Ce mardi, des militants de Greenpeace ont rapporté aux forces d’occupation de l’Irak des matières radioactives collectées à proximité du complexe nucléaire de Tuwaitha, au sud de Bagdad. Ils ont profité de cette « livraison » pour demander la décontamination urgente des villages proches des installations, victimes d’une pollution radioactive très sérieuse, et pour lancer un appel à l’intervention immédiate de l’Agence internationale de l’énergie atomique (IAEA) qui, jusqu’à l’intervention militaire anglo-américaine, contrôlait les différents sites nucléaires irakiens. Le chef du centre médical de l’armée américaine et expert en radiations nucléaires de l’armée américaine, le Lieutenant Colonel Mark Melanson, ont appuyé l’appel de Greenpeace pour donner à l’AIEA les pleins pouvoirs pour recenser, évaluer et décontaminer les villes et les villages situés autour de Tuwaitha.

Bagdad (Irak). Cet appel à l’IAEA a eu lieu après que Greenpeace a livré aux forces d’occupation, un container de la taille d’une petite voiture et contenant une quantité importante de matières radioactives abandonnée sur un terrain très fréquenté, à proximité de la centrale. Bien que les militaires aient été au courant de sa présence, de nombreux témoignages recueillis auprès de la population locale concordent pour affirmer qu’il est resté ouvert, sans surveillance, pendant une bonne vingtaine de jours.

« Si la même chose se produisait en Grande-Bretagne, aux Etats-Unis ou dans n’importe quel autre pays, les villages autour de Tuwaitha grouilleraient d’experts en radiologie et d’équipes de décontamination.
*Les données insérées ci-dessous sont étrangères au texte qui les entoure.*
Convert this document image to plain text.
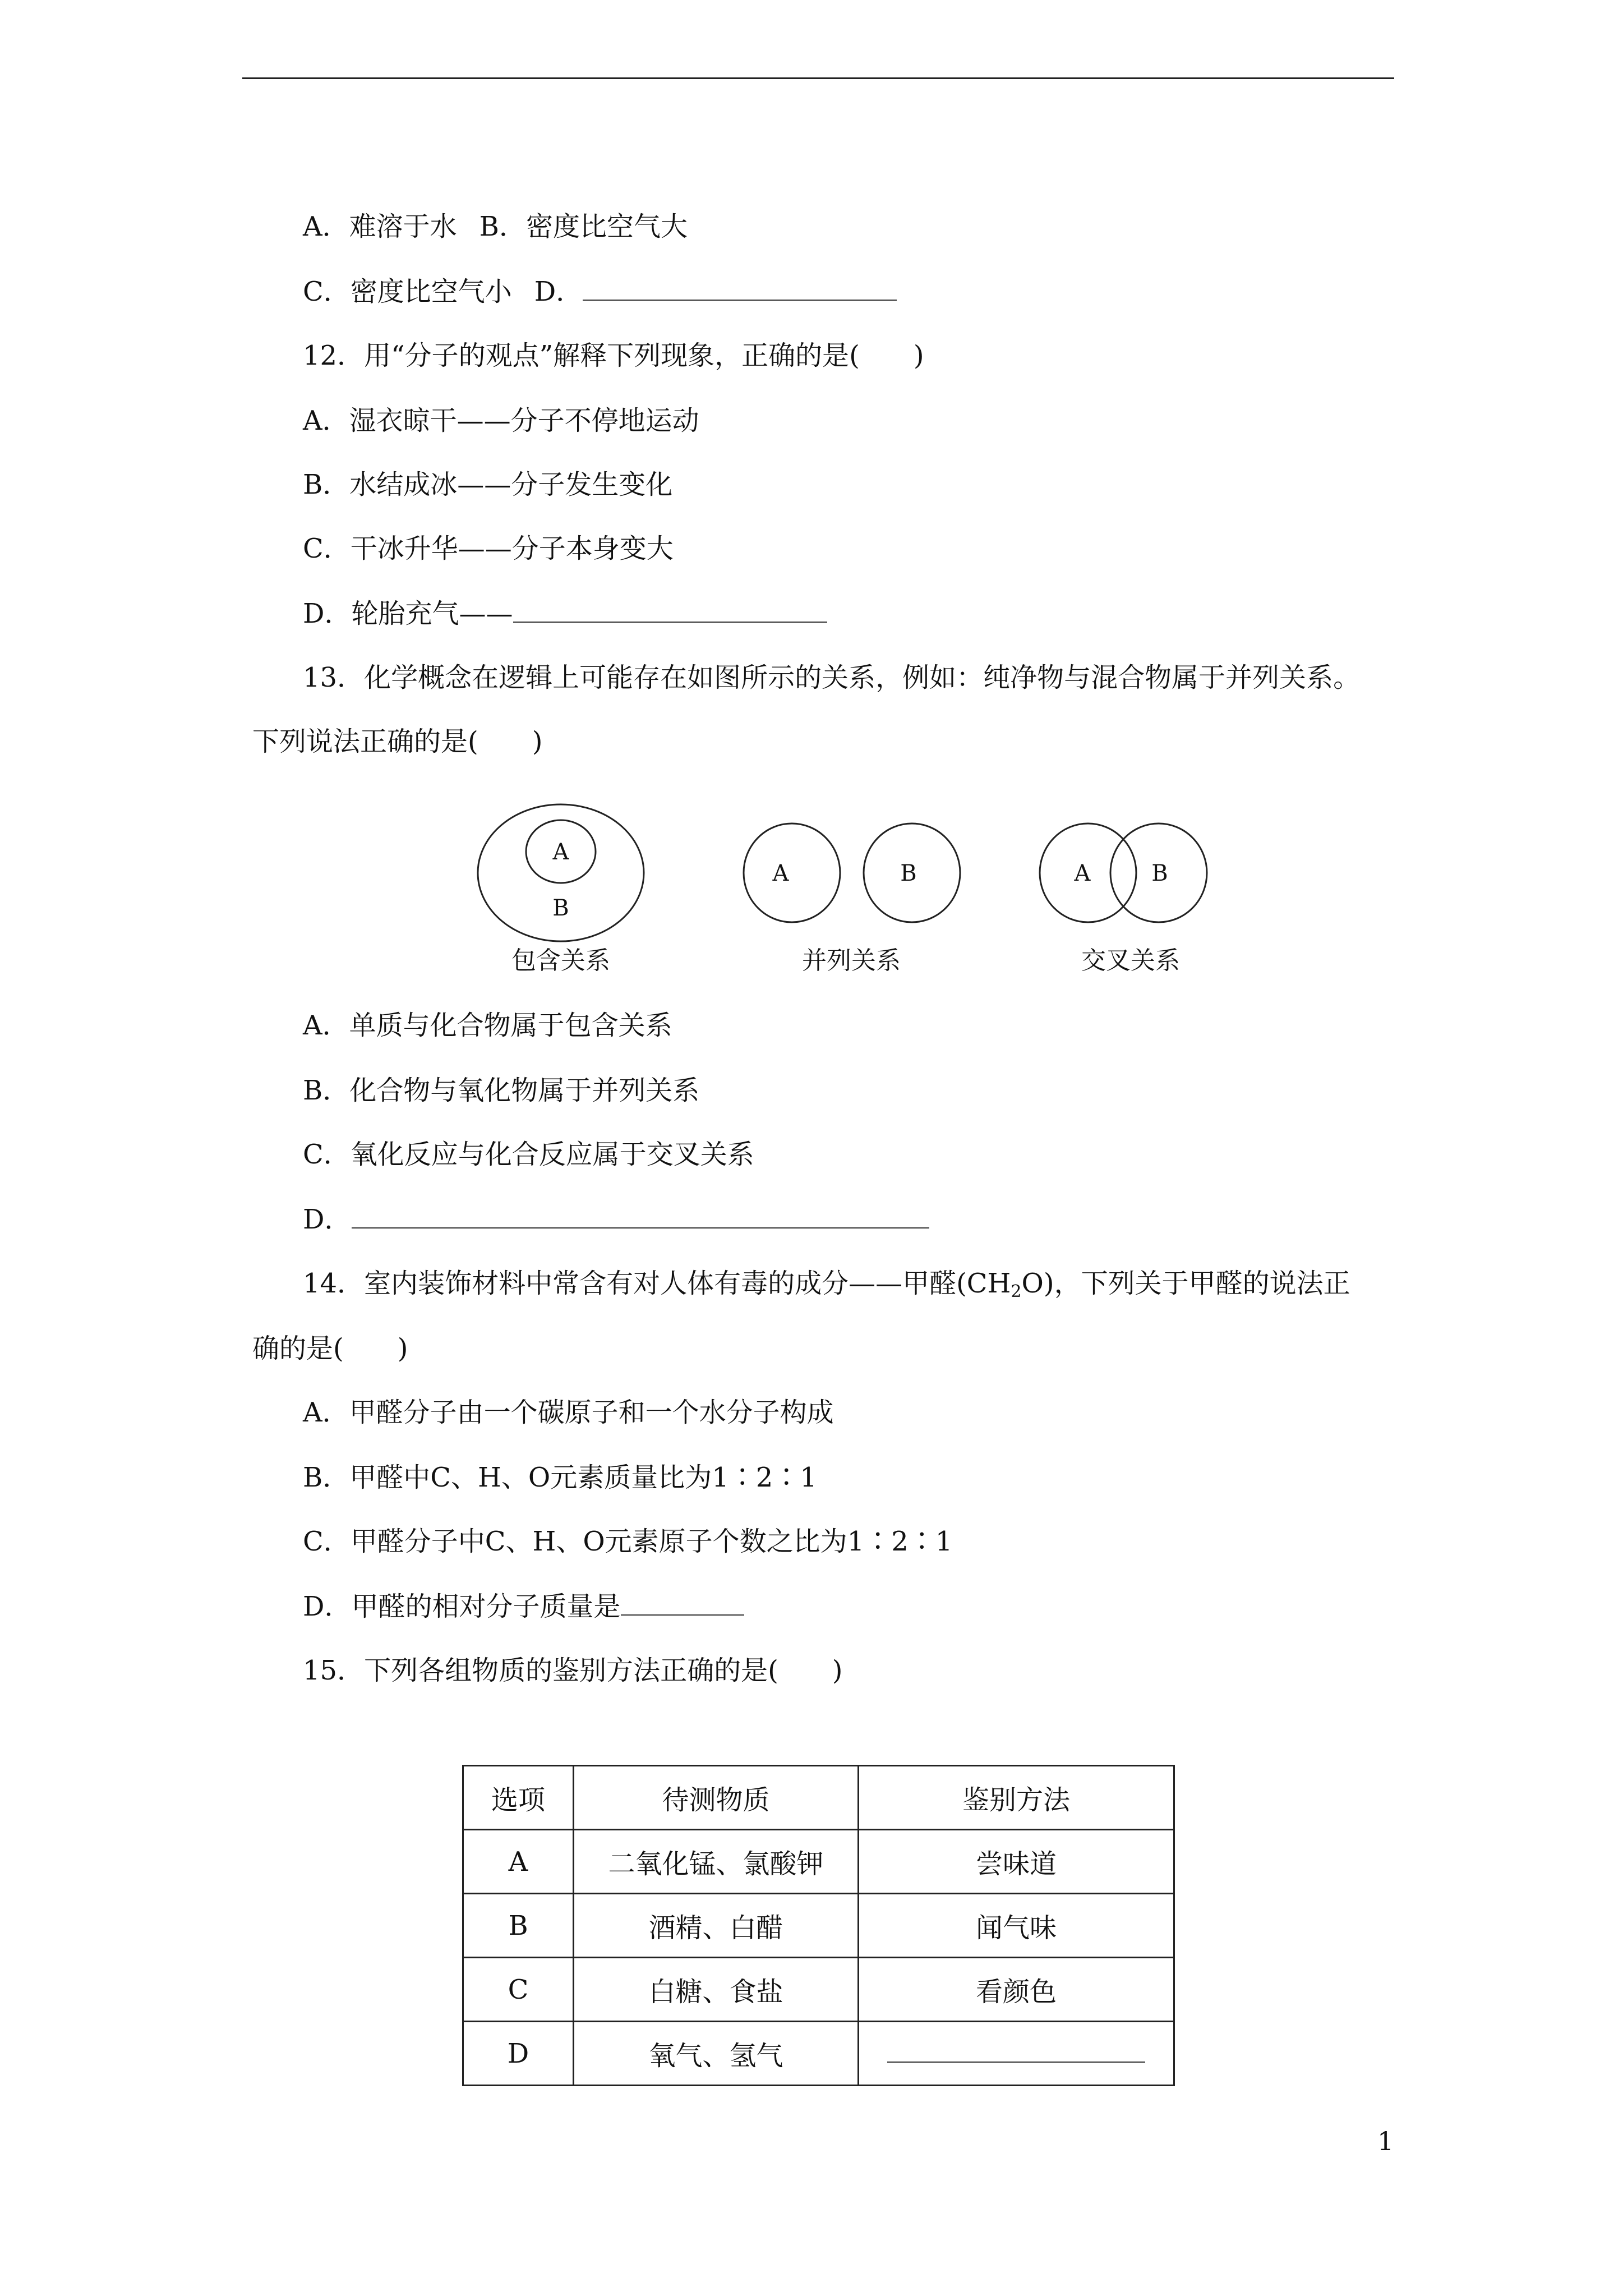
A．难溶于水 B．密度比空气大
C．密度比空气小 D．
12．用“分子的观点”解释下列现象，正确的是(　　)
A．湿衣晾干——分子不停地运动
B．水结成冰——分子发生变化
C．干冰升华——分子本身变大
D．轮胎充气——
13．化学概念在逻辑上可能存在如图所示的关系，例如：纯净物与混合物属于并列关系。
下列说法正确的是(　　)
A
B
A	B	A	B
包含关系	并列关系	交叉关系
A．单质与化合物属于包含关系
B．化合物与氧化物属于并列关系
C．氧化反应与化合反应属于交叉关系
D．
14．室内装饰材料中常含有对人体有毒的成分——甲醛$(CH_2O)$，下列关于甲醛的说法正
确的是(　　)
A．甲醛分子由一个碳原子和一个水分子构成
B．甲醛中C、H、O元素质量比为1∶2∶1
C．甲醛分子中C、H、O元素原子个数之比为1∶2∶1
D．甲醛的相对分子质量是
15．下列各组物质的鉴别方法正确的是(　　)
选项	待测物质	鉴别方法
A	二氧化锰、氯酸钾	尝味道
B	酒精、白醋	闻气味
C	白糖、食盐	看颜色
D	氧气、氢气	
1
La région serait considérée comme une zone nucléaire sinistrée et la population bénéficierait de secours médicaux d’urgence. Ici en Irak, ce n’est pas le cas et c’est parfaitement scandaleux. Quelque chose doit être fait immédiatement pour remédier à la situation » déclare Yannick Jadot, Directeur des campagnes de Greenpeace France.

Les experts en radiologie de Greenpeace ont retrouvé de la poudre d’oxyde d’uranium, du « yellow cake » et localisé plusieurs sources radioactives dispersées dans la localité. Les populations, quant à elles, ignorent le danger que cela représente. En une semaine d’étude sur le terrain, Greenpeace a mesuré les taux de radioactivité dans plusieurs habitations. En certains points, les radiations étaient jusqu’à 10 000 fois supérieures à la normale. Une radioactivité 3 000 fois supérieure à la normale a été mesurée à l’extérieur d’une école primaire accueillant 900 enfants.

Des habitants ont encore chez eux des fûts et des couvercles radioactifs. De nombreux récits circulent qui indiquent des problèmes de santé inhabituels survenus après être entré en contact avec des matériaux provenant de la centrale de Tuwaitha. Plusieurs objets portant le sigle « nucléaire » gisent encore à plusieurs endroits de la localité. Greenpeace a emmené des militaires américains dans une maison où ils ont pu vérifier une radioactivité 10 000 fois supérieure à la normale. Les troupes américaines ont rapporté la source radioactive sur le complexe de Tuwaitha pour l’y stocker.

« Il est juste que les militaires aient rapporté l’objet source de radiations nucléaires d’où il venait » déclare Mike Townsley, spécialiste des questions nucléaires de Greenpeace International, actuellement en Irak. « mais l’action de Greenpeace vise à révéler une crise radioactive beaucoup plus large. Depuis une semaine que nous sommes sur les lieux, nous avons pu mesurer des taux de radioactivité effrayants. L’Agence internationale de l’énergie atomique (AIEA) doit être autorisée à revenir en Irak avec un mandat complet de contrôle et de décontamination. Il faudrait que les inspecteurs soient autorisés à sortir du giron des forces d’occupation pour pouvoir travailler correctement car ces forces ont prouvé jusqu’à maintenant leur incapacité à régler le problème de la disparition des matières radioactives et des risques afférant pour la santé et pour l’environnement » précise encore Mike Townsley.

Jusqu’à présent, les forces d’occupation avaient interdit aux experts des Nations unies travaillant à l’AIEA (Agence internationale de l’énergie atomique), de mener leur propre enquête et d’entamer la décontamination de l’Irak.